As pessoas começaram a chegar à ilha há dois mil anos, a maioria remando, vindas do que hoje é a Malásia e a Indonésia. Suas necessidades prevaleceram e cerca de 90% das florestas acabaram sendo sacrificadas para a agricultura. No entanto, o povo continua entre os
mais pobres do mundo. Salários de US$ 2,50 por dia não são considerados baixos aqui.
Em Maroantsetra, não muito longe do Parque Nacional Masoala, a evidência da exploração da floresta não é segredo para as pessoas do local. Cerca de 500 toras de pau-rosa estavam empilhadas atrás de uma cerca de bambu trancada com cadeado, em um local de armazenamento cercado por campos de milho e mandioca. Os curiosos eram afastados por cinco jovens guardas que relaxavam sob a sombra de uma árvore de lichia.
“Se eu desse informação a alguém de fora, morreria facilmente”, disse um dos guardas, com voz firme, mas justificando-se.
As árvores foram transportadas por barco e canoa de metal – ou simplesmente amarradas de forma improvisada a uma balsa de toras mais flutuantes.
O rio também fica na Baía Antongil, e do outro lado das águas agitadas estão vilas costeiras, às margens da floresta Masoala.
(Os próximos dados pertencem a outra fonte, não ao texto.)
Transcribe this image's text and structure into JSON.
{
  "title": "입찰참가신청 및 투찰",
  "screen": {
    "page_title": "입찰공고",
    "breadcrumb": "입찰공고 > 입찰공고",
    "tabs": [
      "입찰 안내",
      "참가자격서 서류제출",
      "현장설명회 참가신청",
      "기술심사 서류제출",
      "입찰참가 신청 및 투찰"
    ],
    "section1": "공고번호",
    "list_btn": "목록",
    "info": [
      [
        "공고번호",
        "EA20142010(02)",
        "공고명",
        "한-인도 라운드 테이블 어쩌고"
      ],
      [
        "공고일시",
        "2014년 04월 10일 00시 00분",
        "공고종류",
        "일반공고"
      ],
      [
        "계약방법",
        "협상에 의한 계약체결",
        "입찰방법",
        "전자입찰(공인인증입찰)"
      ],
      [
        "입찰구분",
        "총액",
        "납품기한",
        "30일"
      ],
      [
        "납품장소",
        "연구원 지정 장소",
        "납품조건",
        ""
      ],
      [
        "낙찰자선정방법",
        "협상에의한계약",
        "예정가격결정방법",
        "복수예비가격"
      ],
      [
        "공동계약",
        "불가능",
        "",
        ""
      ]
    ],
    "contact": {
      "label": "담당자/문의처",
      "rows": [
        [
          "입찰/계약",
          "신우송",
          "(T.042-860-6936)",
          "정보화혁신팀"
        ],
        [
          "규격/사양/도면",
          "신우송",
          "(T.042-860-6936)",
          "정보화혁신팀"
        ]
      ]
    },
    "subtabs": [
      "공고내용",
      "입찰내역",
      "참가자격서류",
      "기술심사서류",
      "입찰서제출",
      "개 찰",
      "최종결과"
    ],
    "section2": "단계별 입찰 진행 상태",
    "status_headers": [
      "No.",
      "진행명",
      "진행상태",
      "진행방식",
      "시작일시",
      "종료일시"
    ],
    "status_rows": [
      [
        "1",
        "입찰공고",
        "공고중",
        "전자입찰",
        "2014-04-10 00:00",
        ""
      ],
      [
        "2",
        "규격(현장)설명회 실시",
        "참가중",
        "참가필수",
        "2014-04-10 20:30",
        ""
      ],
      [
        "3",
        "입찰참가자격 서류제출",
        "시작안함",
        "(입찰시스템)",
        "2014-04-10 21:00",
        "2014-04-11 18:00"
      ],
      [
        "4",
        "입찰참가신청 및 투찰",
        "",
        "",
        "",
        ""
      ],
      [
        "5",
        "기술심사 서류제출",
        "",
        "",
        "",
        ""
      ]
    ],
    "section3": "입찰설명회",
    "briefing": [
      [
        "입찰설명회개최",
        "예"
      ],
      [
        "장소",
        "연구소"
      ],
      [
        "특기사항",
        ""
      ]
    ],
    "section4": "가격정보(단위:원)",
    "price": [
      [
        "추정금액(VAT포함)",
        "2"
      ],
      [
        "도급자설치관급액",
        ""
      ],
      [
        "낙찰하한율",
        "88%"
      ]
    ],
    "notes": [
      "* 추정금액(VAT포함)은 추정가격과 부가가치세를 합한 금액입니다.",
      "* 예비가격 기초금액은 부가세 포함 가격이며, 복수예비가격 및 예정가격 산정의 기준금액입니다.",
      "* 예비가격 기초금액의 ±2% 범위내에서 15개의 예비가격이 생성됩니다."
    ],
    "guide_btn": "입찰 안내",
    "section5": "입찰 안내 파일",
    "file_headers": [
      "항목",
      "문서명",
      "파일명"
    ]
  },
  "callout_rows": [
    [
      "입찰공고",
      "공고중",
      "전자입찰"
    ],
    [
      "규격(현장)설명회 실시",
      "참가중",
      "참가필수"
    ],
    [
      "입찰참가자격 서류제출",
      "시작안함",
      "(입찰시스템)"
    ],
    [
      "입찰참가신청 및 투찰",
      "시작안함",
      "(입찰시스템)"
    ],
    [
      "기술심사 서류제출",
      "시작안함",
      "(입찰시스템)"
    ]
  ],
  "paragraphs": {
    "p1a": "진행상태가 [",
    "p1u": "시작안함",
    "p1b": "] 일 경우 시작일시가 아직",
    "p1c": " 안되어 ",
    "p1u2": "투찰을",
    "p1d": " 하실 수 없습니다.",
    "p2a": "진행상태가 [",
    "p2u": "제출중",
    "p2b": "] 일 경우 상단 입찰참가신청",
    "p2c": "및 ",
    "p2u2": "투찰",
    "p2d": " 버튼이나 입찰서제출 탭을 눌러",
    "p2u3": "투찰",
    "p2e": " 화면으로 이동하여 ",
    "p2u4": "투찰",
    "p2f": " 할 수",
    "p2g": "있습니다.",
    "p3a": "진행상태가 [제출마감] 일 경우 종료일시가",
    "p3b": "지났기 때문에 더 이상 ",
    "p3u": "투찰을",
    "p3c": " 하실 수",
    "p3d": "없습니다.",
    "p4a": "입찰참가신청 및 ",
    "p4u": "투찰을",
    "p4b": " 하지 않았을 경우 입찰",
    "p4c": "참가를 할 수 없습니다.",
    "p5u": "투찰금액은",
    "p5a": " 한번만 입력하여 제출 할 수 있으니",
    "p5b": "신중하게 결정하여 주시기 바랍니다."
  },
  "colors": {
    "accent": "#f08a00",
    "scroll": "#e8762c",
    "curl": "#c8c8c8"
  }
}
Muitas das famílias possuíam terras dentro do que hoje é o parque nacional e dizem ter recebido falsas promessas de pagamento pelas terras
apropriadas. Eles reverenciam a natureza – mas também sentem que são seus donos.
“Deus nos deu a floresta para tirarmos o que precisamos”, disse Francel, de 23 anos, que usa apenas um nome. “Meus ancestrais não têm raiva. Ainda há muitas árvores na floresta”.
Francel, assim como outros que carregam machados pelas montanhas, acha curioso tamanho valor atribuído ao pau-rosa. Afinal, outras árvores dão alimentos – papaia, coco, jaca.
Porém, foram derrubadas tantas árvores de pau-rosa que a extração da madeira fica mais difícil a cada dia, dizem os moradores das vilas.
Agora pode levar dois ou três dias para encontrar um pau-rosa, até mesmo para homens que percorrem a floresta desde pequenos. Eles sabem como abrir trilhas com facões e quais plantas possuem propriedades
anti-sépticas.
Para as excursões em busca do pau-rosa, os homens carregam arroz e utensílios para cozinhar. Quando podem, eles saboreiam suas refeições com carne – enguias de nascentes de rios, morcegos de frutas pegos com redes, até mesmo espécies altamente ameaçadas de lêmures que saltam as árvores.
Arrastar as toras é um trabalho cansativo. Os homens puxam as cordas de náilon, descansam, depois puxam novamente.
“As pedras no caminho podem prejudicar a madeira, e devemos ter cuidado para não deixar as toras escorregarem pelo vale”, disse Thomas Kiloka, 55 anos, que trabalha junto aos madeireiros como carregador.
Ele reconheceu que derrubar o pau-rosa era ilegal, mas acredita que é melhor um homem pobre derrubar uma árvore da floresta do que roubar da casa de outra pessoa. Além disso, havia poucas chances de ser pego em flagrante. “A floresta é grande”, disse o carregador.